Archives départementales de la Manche

Souvent qualifié de merveille, preuve de son incontestable originalité architecturale, le Mont Saint-Michel est entouré dès sa création de plusieurs légendes. Il est aussi depuis l'Antiquité et jusqu'à nos jours un haut lieu de spiritualité et de pèlerinages.

Troisième apparition de saint Michel à saint Aubert en 708 (1865), Chanoine Emile-Aubert PigeonArchives de la Manche

Une fondation légendaire

Le plus ancien texte sur les origines du Mont Saint-Michel, la "Revelatio ecclesiae sancti Michaelis" (IXe siècle), nous enseigne la légendaire fondation du lieu. Au début du VIIIe siècle, saint Michel apparaît à trois reprises en songe à Aubert, évêque d’Avranches, pour lui demander de bâtir un sanctuaire.

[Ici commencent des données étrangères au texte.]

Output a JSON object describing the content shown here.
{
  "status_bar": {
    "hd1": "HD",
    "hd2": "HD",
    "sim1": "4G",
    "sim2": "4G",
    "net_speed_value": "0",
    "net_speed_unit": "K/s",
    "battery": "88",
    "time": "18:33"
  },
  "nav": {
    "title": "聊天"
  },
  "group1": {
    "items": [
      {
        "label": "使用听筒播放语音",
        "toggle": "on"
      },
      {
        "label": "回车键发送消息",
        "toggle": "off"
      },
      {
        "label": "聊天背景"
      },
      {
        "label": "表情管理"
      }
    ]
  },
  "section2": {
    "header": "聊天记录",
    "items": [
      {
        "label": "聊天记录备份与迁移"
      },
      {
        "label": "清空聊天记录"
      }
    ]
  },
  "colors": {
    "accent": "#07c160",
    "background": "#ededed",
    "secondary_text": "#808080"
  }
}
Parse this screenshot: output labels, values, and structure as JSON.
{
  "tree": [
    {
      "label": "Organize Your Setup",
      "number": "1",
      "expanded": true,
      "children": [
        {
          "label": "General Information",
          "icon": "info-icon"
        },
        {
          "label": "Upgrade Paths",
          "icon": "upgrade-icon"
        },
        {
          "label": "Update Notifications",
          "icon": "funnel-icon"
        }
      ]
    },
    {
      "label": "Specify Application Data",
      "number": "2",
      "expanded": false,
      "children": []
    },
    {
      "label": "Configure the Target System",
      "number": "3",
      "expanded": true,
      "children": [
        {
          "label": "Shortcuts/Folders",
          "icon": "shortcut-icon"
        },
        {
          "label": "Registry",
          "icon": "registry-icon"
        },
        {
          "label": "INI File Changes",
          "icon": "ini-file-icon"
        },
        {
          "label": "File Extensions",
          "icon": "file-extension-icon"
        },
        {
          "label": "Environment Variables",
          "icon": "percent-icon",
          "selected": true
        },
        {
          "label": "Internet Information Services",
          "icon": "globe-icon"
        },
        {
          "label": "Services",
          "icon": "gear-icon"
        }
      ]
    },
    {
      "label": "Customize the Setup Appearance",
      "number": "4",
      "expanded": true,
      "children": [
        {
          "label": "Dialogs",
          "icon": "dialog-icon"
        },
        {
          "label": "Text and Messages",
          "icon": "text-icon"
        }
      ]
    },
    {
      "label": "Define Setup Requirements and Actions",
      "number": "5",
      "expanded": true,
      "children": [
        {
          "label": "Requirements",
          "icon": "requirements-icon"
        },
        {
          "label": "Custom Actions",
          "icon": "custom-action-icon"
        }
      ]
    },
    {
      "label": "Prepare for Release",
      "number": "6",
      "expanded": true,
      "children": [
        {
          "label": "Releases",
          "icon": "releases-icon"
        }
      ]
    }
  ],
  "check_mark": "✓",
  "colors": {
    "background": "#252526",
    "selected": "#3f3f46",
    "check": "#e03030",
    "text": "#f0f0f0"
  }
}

Excédé par les refus répétés du prélat, l’Archange lui aurait transpercé le crâne de son doigt. A la suite de ces apparitions, le prélat aurait aménagé le premier sanctuaire. La "Revelatio" raconte encore qu'après la fondation, Aubert envoie des messagers au Mont Gargan (Italie) afin d'établir des relations charitables entre les deux sanctuaires. Lorsqu'ils reviennent au Mont les messagers découvrent un oratoire achevé alors qu'ils avaient quitté un "un endroit rempli de broussailles". Cette phrase est peut-être à l'origine de la mythique forêt de Scissy. Une mauvaise traduction (XVe s.) aurait transformé les broussailles en une épaisse végétation emportée par un miraculeux raz-de-marée.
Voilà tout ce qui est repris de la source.